We drop Leo off at school and I shiver watching him climb the steps without the sweatshirt that I force him to carry in his backpack. Then Daniel and I are off to preschool, where he wants to take the Sprite can in to show his teachers.
Sometimes you fight battles.
Sometimes you just negotiate different terms.
“You can take it in to show them, but Mama is bringing it right back to the car. It’s too big for school.” He agrees and we head into school.
The teachers’ smiles grow even warmer and wider when they hear the Sprite can isn’t staying.
No one will ever say Daniel isn’t determined.
I wave goodbye to Daniel and head to work. At the office we have a lot going on with talk about Gen. Colin Powell’s visit. I am writing a story about his lecture while also hearing back from students for the second story I want to write.
Because Daniel doesn’t seem to like anything I pack in his lunches—probably because he has a cold—I run to the store at lunchtime and buy hard-boiled eggs and string cheese and cold, cooked chicken nuggets. It’s hard to imagine that he’ll eat them cold, but it’s worth a shot.
The day flies, as it always does, and just before 5, John calls and offers to pick up dinner. I have leftovers I could reheat, but they will still be good the next night. And the boys adore Chinese food. I say yes and head out to pick up Daniel, who is helping his teacher move a cart into a closet when I arrive. Together we go to get Leo.
We’re saying goodbye to Leo’s aftercare teachers when one of them says, “Oh, don’t forget his box.”
His box?
Could it be?
It is!
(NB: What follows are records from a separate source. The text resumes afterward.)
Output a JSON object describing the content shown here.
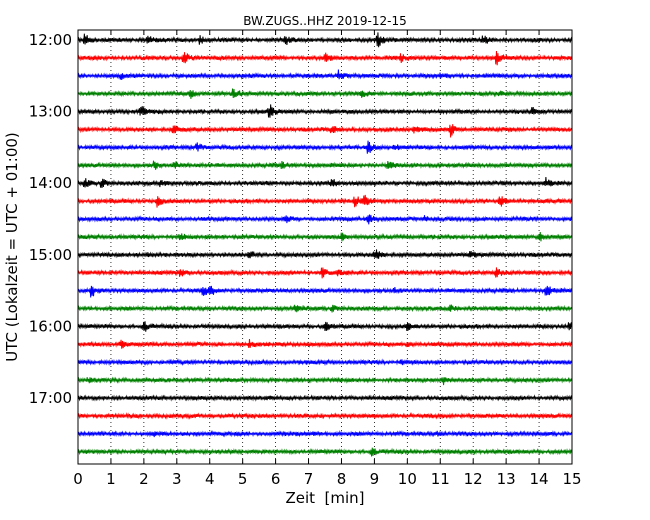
{
  "chart_data": {
    "type": "line",
    "title": "BW.ZUGS..HHZ 2019-12-15",
    "xlabel": "Zeit  [min]",
    "ylabel": "UTC (Lokalzeit = UTC + 01:00)",
    "xlim": [
      0,
      15
    ],
    "xticks": [
      "0",
      "1",
      "2",
      "3",
      "4",
      "5",
      "6",
      "7",
      "8",
      "9",
      "10",
      "11",
      "12",
      "13",
      "14",
      "15"
    ],
    "yticks": [
      {
        "label": "12:00",
        "row": 0
      },
      {
        "label": "13:00",
        "row": 4
      },
      {
        "label": "14:00",
        "row": 8
      },
      {
        "label": "15:00",
        "row": 12
      },
      {
        "label": "16:00",
        "row": 16
      },
      {
        "label": "17:00",
        "row": 20
      }
    ],
    "grid": "vertical dotted",
    "row_colors": [
      "#000000",
      "#ff0000",
      "#0000ff",
      "#008000"
    ],
    "series": [
      {
        "start": "12:00",
        "events": [
          [
            0.2,
            0.7
          ],
          [
            2.1,
            0.5
          ],
          [
            3.7,
            0.5
          ],
          [
            6.3,
            0.4
          ],
          [
            9.1,
            1.0
          ],
          [
            12.3,
            0.6
          ]
        ]
      },
      {
        "start": "12:15",
        "events": [
          [
            3.2,
            0.9
          ],
          [
            7.5,
            0.4
          ],
          [
            9.8,
            0.5
          ],
          [
            12.7,
            0.8
          ]
        ]
      },
      {
        "start": "12:30",
        "events": [
          [
            1.3,
            0.4
          ],
          [
            7.9,
            0.7
          ],
          [
            11.0,
            0.3
          ]
        ]
      },
      {
        "start": "12:45",
        "events": [
          [
            3.4,
            0.5
          ],
          [
            4.7,
            0.6
          ],
          [
            8.6,
            0.4
          ],
          [
            12.8,
            0.3
          ]
        ]
      },
      {
        "start": "13:00",
        "events": [
          [
            1.9,
            0.7
          ],
          [
            5.8,
            0.8
          ],
          [
            13.8,
            0.6
          ]
        ]
      },
      {
        "start": "13:15",
        "events": [
          [
            2.9,
            0.6
          ],
          [
            7.7,
            0.5
          ],
          [
            10.2,
            0.4
          ],
          [
            11.3,
            0.8
          ]
        ]
      },
      {
        "start": "13:30",
        "events": [
          [
            3.6,
            0.5
          ],
          [
            8.8,
            0.7
          ],
          [
            9.6,
            0.3
          ]
        ]
      },
      {
        "start": "13:45",
        "events": [
          [
            2.3,
            0.5
          ],
          [
            2.9,
            0.5
          ],
          [
            6.2,
            0.4
          ],
          [
            9.4,
            0.4
          ]
        ]
      },
      {
        "start": "14:00",
        "events": [
          [
            0.2,
            0.5
          ],
          [
            0.7,
            0.6
          ],
          [
            2.5,
            0.5
          ],
          [
            7.7,
            0.6
          ],
          [
            14.2,
            0.5
          ]
        ]
      },
      {
        "start": "14:15",
        "events": [
          [
            2.4,
            0.7
          ],
          [
            8.4,
            0.6
          ],
          [
            8.7,
            0.7
          ],
          [
            12.8,
            0.7
          ]
        ]
      },
      {
        "start": "14:30",
        "events": [
          [
            6.3,
            0.4
          ],
          [
            8.8,
            0.7
          ],
          [
            10.5,
            0.3
          ]
        ]
      },
      {
        "start": "14:45",
        "events": [
          [
            3.1,
            0.4
          ],
          [
            8.0,
            0.4
          ],
          [
            14.0,
            0.6
          ]
        ]
      },
      {
        "start": "15:00",
        "events": [
          [
            2.1,
            0.4
          ],
          [
            5.2,
            0.4
          ],
          [
            9.0,
            0.7
          ],
          [
            11.9,
            0.4
          ]
        ]
      },
      {
        "start": "15:15",
        "events": [
          [
            3.1,
            0.4
          ],
          [
            7.4,
            0.6
          ],
          [
            7.9,
            0.4
          ],
          [
            12.7,
            0.6
          ]
        ]
      },
      {
        "start": "15:30",
        "events": [
          [
            0.4,
            0.8
          ],
          [
            3.8,
            0.7
          ],
          [
            4.0,
            0.5
          ],
          [
            9.6,
            0.3
          ],
          [
            14.2,
            0.8
          ]
        ]
      },
      {
        "start": "15:45",
        "events": [
          [
            6.6,
            0.5
          ],
          [
            7.7,
            0.4
          ],
          [
            11.3,
            0.4
          ]
        ]
      },
      {
        "start": "16:00",
        "events": [
          [
            2.0,
            0.6
          ],
          [
            7.5,
            0.6
          ],
          [
            10.0,
            0.4
          ],
          [
            14.9,
            0.5
          ]
        ]
      },
      {
        "start": "16:15",
        "events": [
          [
            1.3,
            0.4
          ],
          [
            5.2,
            0.4
          ],
          [
            10.0,
            0.2
          ]
        ]
      },
      {
        "start": "16:30",
        "events": [
          [
            9.8,
            0.3
          ]
        ]
      },
      {
        "start": "16:45",
        "events": [
          [
            0.3,
            0.3
          ],
          [
            3.5,
            0.2
          ],
          [
            11.1,
            0.5
          ]
        ]
      },
      {
        "start": "17:00",
        "events": []
      },
      {
        "start": "17:15",
        "events": []
      },
      {
        "start": "17:30",
        "events": [
          [
            2.3,
            0.2
          ],
          [
            7.1,
            0.2
          ],
          [
            10.9,
            0.2
          ]
        ]
      },
      {
        "start": "17:45",
        "events": [
          [
            8.9,
            0.5
          ]
        ]
      }
    ]
  }
}
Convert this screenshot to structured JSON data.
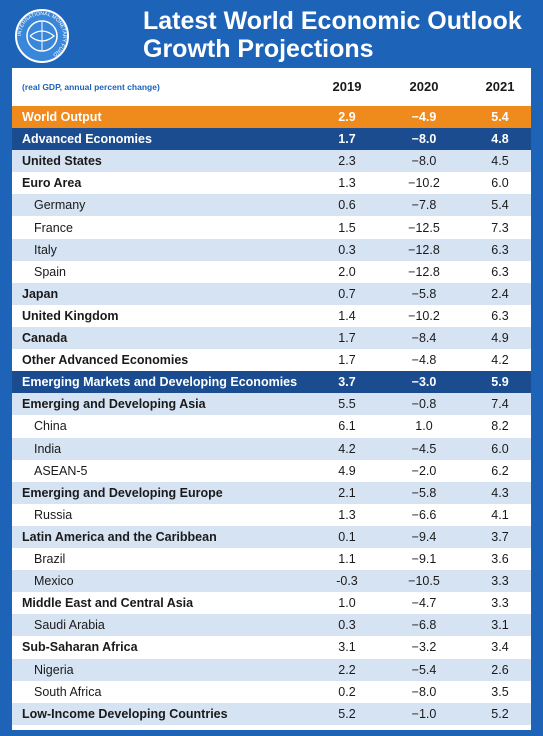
{
  "header": {
    "title_line1": "Latest World Economic Outlook",
    "title_line2": "Growth Projections",
    "logo_text": "INTERNATIONAL MONETARY FUND"
  },
  "table": {
    "columns": [
      "(real GDP, annual percent change)",
      "2019",
      "2020",
      "2021"
    ],
    "rows": [
      [
        "World Output",
        "2.9",
        "−4.9",
        "5.4"
      ],
      [
        "Advanced Economies",
        "1.7",
        "−8.0",
        "4.8"
      ],
      [
        "United States",
        "2.3",
        "−8.0",
        "4.5"
      ],
      [
        "Euro Area",
        "1.3",
        "−10.2",
        "6.0"
      ],
      [
        "Germany",
        "0.6",
        "−7.8",
        "5.4"
      ],
      [
        "France",
        "1.5",
        "−12.5",
        "7.3"
      ],
      [
        "Italy",
        "0.3",
        "−12.8",
        "6.3"
      ],
      [
        "Spain",
        "2.0",
        "−12.8",
        "6.3"
      ],
      [
        "Japan",
        "0.7",
        "−5.8",
        "2.4"
      ],
      [
        "United Kingdom",
        "1.4",
        "−10.2",
        "6.3"
      ],
      [
        "Canada",
        "1.7",
        "−8.4",
        "4.9"
      ],
      [
        "Other Advanced Economies",
        "1.7",
        "−4.8",
        "4.2"
      ],
      [
        "Emerging Markets and Developing Economies",
        "3.7",
        "−3.0",
        "5.9"
      ],
      [
        "Emerging and Developing Asia",
        "5.5",
        "−0.8",
        "7.4"
      ],
      [
        "China",
        "6.1",
        "1.0",
        "8.2"
      ],
      [
        "India",
        "4.2",
        "−4.5",
        "6.0"
      ],
      [
        "ASEAN-5",
        "4.9",
        "−2.0",
        "6.2"
      ],
      [
        "Emerging and Developing Europe",
        "2.1",
        "−5.8",
        "4.3"
      ],
      [
        "Russia",
        "1.3",
        "−6.6",
        "4.1"
      ],
      [
        "Latin America and the Caribbean",
        "0.1",
        "−9.4",
        "3.7"
      ],
      [
        "Brazil",
        "1.1",
        "−9.1",
        "3.6"
      ],
      [
        "Mexico",
        "-0.3",
        "−10.5",
        "3.3"
      ],
      [
        "Middle East and Central Asia",
        "1.0",
        "−4.7",
        "3.3"
      ],
      [
        "Saudi Arabia",
        "0.3",
        "−6.8",
        "3.1"
      ],
      [
        "Sub-Saharan Africa",
        "3.1",
        "−3.2",
        "3.4"
      ],
      [
        "Nigeria",
        "2.2",
        "−5.4",
        "2.6"
      ],
      [
        "South Africa",
        "0.2",
        "−8.0",
        "3.5"
      ],
      [
        "Low-Income Developing Countries",
        "5.2",
        "−1.0",
        "5.2"
      ]
    ]
  }
}
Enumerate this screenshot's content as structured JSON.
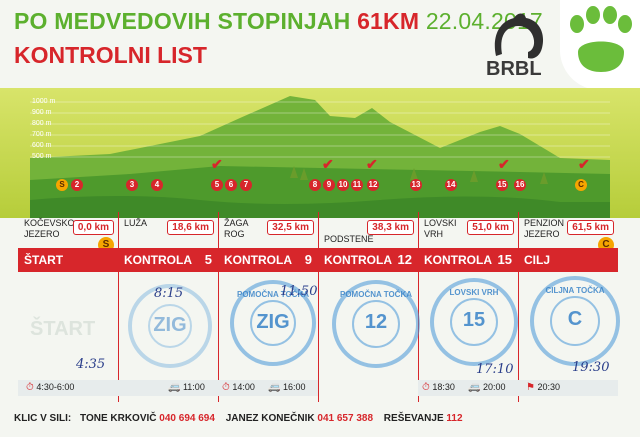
{
  "header": {
    "title_main": "PO MEDVEDOVIH STOPINJAH",
    "distance": "61KM",
    "date": "22.04.2017",
    "subtitle": "KONTROLNI LIST",
    "logo_text": "BRBL"
  },
  "profile": {
    "altitudes": [
      "1000 m",
      "900 m",
      "800 m",
      "700 m",
      "600 m",
      "500 m"
    ],
    "markers": [
      {
        "label": "S",
        "style": "orange"
      },
      {
        "label": "2",
        "style": "red"
      },
      {
        "label": "3",
        "style": "red"
      },
      {
        "label": "4",
        "style": "red"
      },
      {
        "label": "5",
        "style": "red"
      },
      {
        "label": "6",
        "style": "red"
      },
      {
        "label": "7",
        "style": "red"
      },
      {
        "label": "8",
        "style": "red"
      },
      {
        "label": "9",
        "style": "red"
      },
      {
        "label": "10",
        "style": "red"
      },
      {
        "label": "11",
        "style": "red"
      },
      {
        "label": "12",
        "style": "red"
      },
      {
        "label": "13",
        "style": "red"
      },
      {
        "label": "14",
        "style": "red"
      },
      {
        "label": "15",
        "style": "red"
      },
      {
        "label": "16",
        "style": "red"
      },
      {
        "label": "C",
        "style": "orange"
      }
    ]
  },
  "columns": [
    {
      "location": "KOČEVSKO JEZERO",
      "km": "0,0 km",
      "label": "ŠTART",
      "number": "",
      "badge": "S",
      "handwritten_top": "",
      "handwritten_bottom": "4:35",
      "faint": "ŠTART",
      "stamp": null
    },
    {
      "location": "LUŽA",
      "km": "18,6 km",
      "label": "KONTROLA",
      "number": "5",
      "badge": "",
      "handwritten_top": "8:15",
      "handwritten_bottom": "",
      "faint": "",
      "stamp": {
        "text": "",
        "num": "ZIG"
      }
    },
    {
      "location": "ŽAGA ROG",
      "km": "32,5 km",
      "label": "KONTROLA",
      "number": "9",
      "badge": "",
      "handwritten_top": "11:50",
      "handwritten_bottom": "",
      "faint": "",
      "stamp": {
        "text": "POMOČNA TOČKA",
        "num": "ZIG"
      }
    },
    {
      "location": "PODSTENE",
      "km": "38,3 km",
      "label": "KONTROLA",
      "number": "12",
      "badge": "",
      "handwritten_top": "",
      "handwritten_bottom": "",
      "faint": "",
      "stamp": {
        "text": "POMOČNA TOČKA",
        "num": "12"
      }
    },
    {
      "location": "LOVSKI VRH",
      "km": "51,0 km",
      "label": "KONTROLA",
      "number": "15",
      "badge": "",
      "handwritten_top": "",
      "handwritten_bottom": "17:10",
      "faint": "",
      "stamp": {
        "text": "LOVSKI VRH",
        "num": "15"
      }
    },
    {
      "location": "PENZION JEZERO",
      "km": "61,5 km",
      "label": "CILJ",
      "number": "",
      "badge": "C",
      "handwritten_top": "",
      "handwritten_bottom": "19:30",
      "faint": "",
      "stamp": {
        "text": "CILJNA TOČKA",
        "num": "C"
      }
    }
  ],
  "times": [
    {
      "text": "4:30-6:00",
      "icon": "stopwatch-icon"
    },
    {
      "text": "11:00",
      "icon": "car-icon"
    },
    {
      "text": "14:00",
      "icon": "stopwatch-icon"
    },
    {
      "text": "16:00",
      "icon": "car-icon"
    },
    {
      "text": "18:30",
      "icon": "stopwatch-icon"
    },
    {
      "text": "20:00",
      "icon": "car-icon"
    },
    {
      "text": "20:30",
      "icon": "finish-flag-icon"
    }
  ],
  "footer": {
    "label": "KLIC V SILI:",
    "contact1_name": "TONE KRKOVIČ",
    "contact1_phone": "040 694 694",
    "contact2_name": "JANEZ KONEČNIK",
    "contact2_phone": "041 657 388",
    "contact3_name": "REŠEVANJE",
    "contact3_phone": "112"
  },
  "colors": {
    "brand_green": "#5cb02e",
    "brand_red": "#d7262b",
    "stamp_blue": "#4696d7",
    "marker_orange": "#f6a500"
  }
}
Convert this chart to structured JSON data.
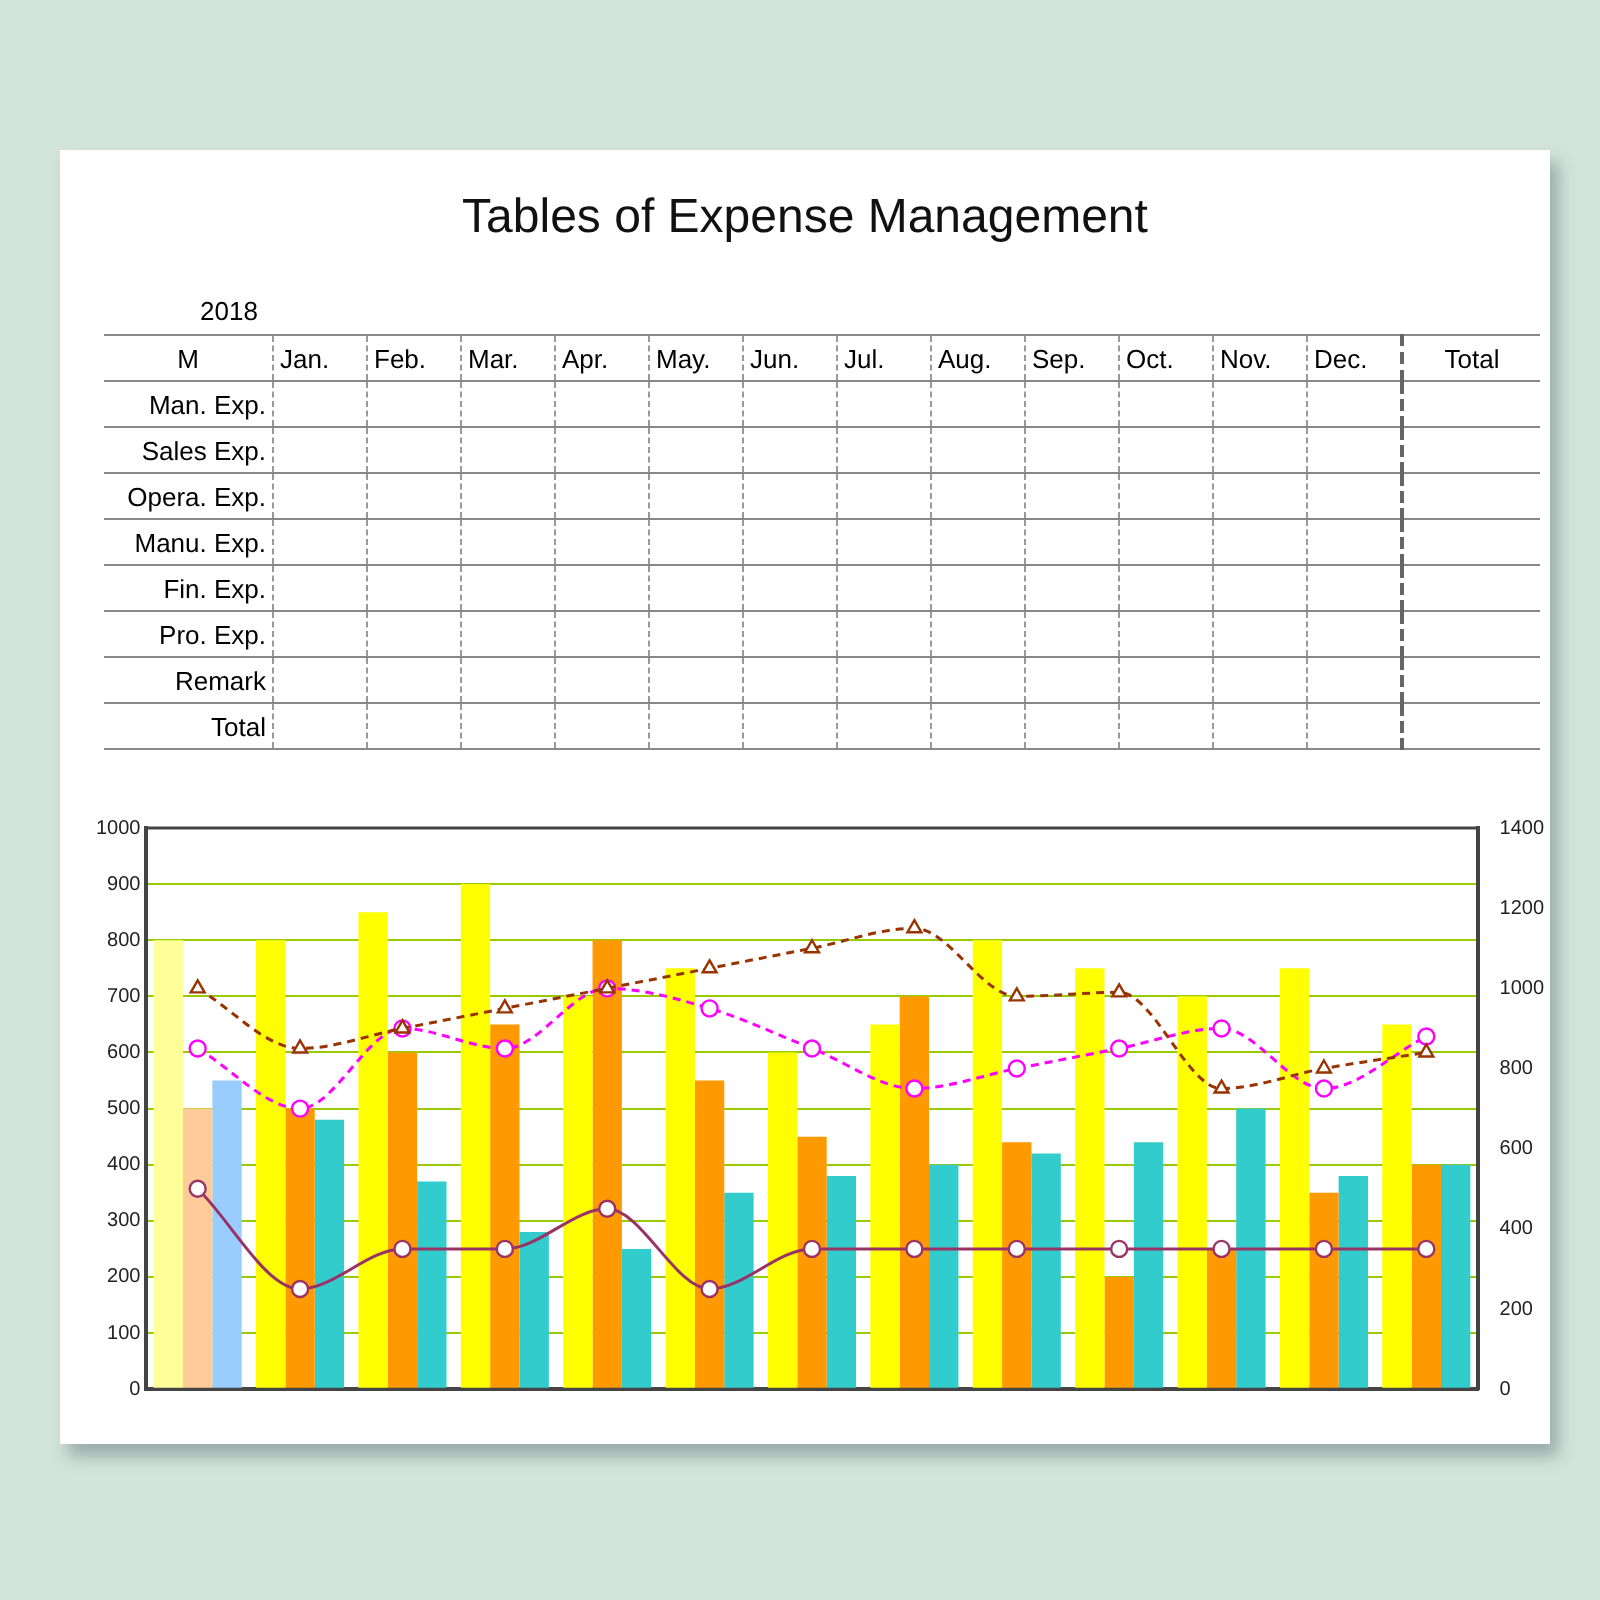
{
  "chart_data": [
    {
      "type": "other",
      "title": "Tables of Expense Management",
      "annotations": [
        "2018",
        "M"
      ],
      "categories": [
        "Jan.",
        "Feb.",
        "Mar.",
        "Apr.",
        "May.",
        "Jun.",
        "Jul.",
        "Aug.",
        "Sep.",
        "Oct.",
        "Nov.",
        "Dec.",
        "Total"
      ],
      "y_categories": [
        "Man. Exp.",
        "Sales Exp.",
        "Opera. Exp.",
        "Manu. Exp.",
        "Fin. Exp.",
        "Pro. Exp.",
        "Remark",
        "Total"
      ]
    },
    {
      "type": "bar",
      "categories": [
        null,
        null,
        null,
        null,
        null,
        null,
        null,
        null,
        null,
        null,
        null,
        null,
        null
      ],
      "series": [
        {
          "type": "bar",
          "colors": [
            "#ffff99",
            "#ffff00",
            "#ffff00",
            "#ffff00",
            "#ffff00",
            "#ffff00",
            "#ffff00",
            "#ffff00",
            "#ffff00",
            "#ffff00",
            "#ffff00",
            "#ffff00",
            "#ffff00"
          ],
          "values": [
            800,
            800,
            850,
            900,
            700,
            750,
            600,
            650,
            800,
            750,
            700,
            750,
            650
          ]
        },
        {
          "type": "bar",
          "colors": [
            "#ffcc99",
            "#ff9900",
            "#ff9900",
            "#ff9900",
            "#ff9900",
            "#ff9900",
            "#ff9900",
            "#ff9900",
            "#ff9900",
            "#ff9900",
            "#ff9900",
            "#ff9900",
            "#ff9900"
          ],
          "values": [
            500,
            500,
            600,
            650,
            800,
            550,
            450,
            700,
            440,
            200,
            250,
            350,
            400
          ]
        },
        {
          "type": "bar",
          "colors": [
            "#99ccff",
            "#33cccc",
            "#33cccc",
            "#33cccc",
            "#33cccc",
            "#33cccc",
            "#33cccc",
            "#33cccc",
            "#33cccc",
            "#33cccc",
            "#33cccc",
            "#33cccc",
            "#33cccc"
          ],
          "values": [
            550,
            480,
            370,
            280,
            250,
            350,
            380,
            400,
            420,
            440,
            500,
            380,
            400
          ]
        },
        {
          "type": "line",
          "axis": "y2",
          "color": "#993300",
          "marker": "triangle",
          "line_style": "dashed",
          "values": [
            1000,
            850,
            900,
            950,
            1000,
            1050,
            1100,
            1150,
            980,
            990,
            750,
            800,
            840
          ]
        },
        {
          "type": "line",
          "axis": "y2",
          "color": "#ff00ff",
          "marker": "circle",
          "line_style": "dashed",
          "values": [
            850,
            700,
            900,
            850,
            1000,
            950,
            850,
            750,
            800,
            850,
            900,
            750,
            880
          ]
        },
        {
          "type": "line",
          "axis": "y2",
          "color": "#993366",
          "marker": "circle",
          "line_style": "solid",
          "values": [
            500,
            250,
            350,
            350,
            450,
            250,
            350,
            350,
            350,
            350,
            350,
            350,
            350
          ]
        }
      ],
      "ylim": [
        0,
        1000
      ],
      "yticks": [
        0,
        100,
        200,
        300,
        400,
        500,
        600,
        700,
        800,
        900,
        1000
      ],
      "y2lim": [
        0,
        1400
      ],
      "y2ticks": [
        0,
        200,
        400,
        600,
        800,
        1000,
        1200,
        1400
      ],
      "grid": "y",
      "legend": false
    }
  ]
}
His box of wrapping paper from the fundraiser is sitting there waiting for us.
I’m stunned and relieved—and I say so, while thanking this very kind, competent person who is both capable of taking excellent care of my son, and also savvy enough to know that the parents of the children in her program would be unable to get to the school between 2:30 and 3:30 on a weekday with one day’s notice.
I’m not sure why that couldn’t have been communicated in that same message (“If your child attends aftercare, your wrapping paper will come home with him”). But it doesn’t matter. The saga has come to a close, and the wrapping paper is home.
Sitting at our kitchen table we enjoy the won ton soup, cooked sushi, lo mein, and other dishes John brought home.
We open our fortunes and Daniel’s (at the bottom) is the best. Leo’s is just above his, and John gets the “intellectual” one.
Leo finishes his kindergarten homework, which is all about syllables (which I think we covered in fourth or fifth grade), and draws an extra snow walker (from Star Wars), writes “snow walker,” and writes “3” for the number of syllables. I hope he gets the “bonus” points his teacher offers. Then he flips through magazines to find three C pictures to cut out.
Tomorrow night he will write the words.
It’s Wednesday night, so the boys are exhausted. They seem more tired every day as the week goes on.
We read books separately tonight, something we do occasionally to give each of them special one-on-one time. While Leo and I are reading Pete the Cat: The First Thanksgiving, he points out a lift-the-flap that tore and shows me how he glued it on his own. I’m impressed. Then we come to the last page where the cats list things they are thankful for.
“What are you thankful for?” I ask Leo, who’s snuggled under his Star Wars Angry Birds comforter.
“That God is alive,” he says. Then he rolls over to go to sleep.
It’s a good answer. And it makes it hard to worry about wrapping paper.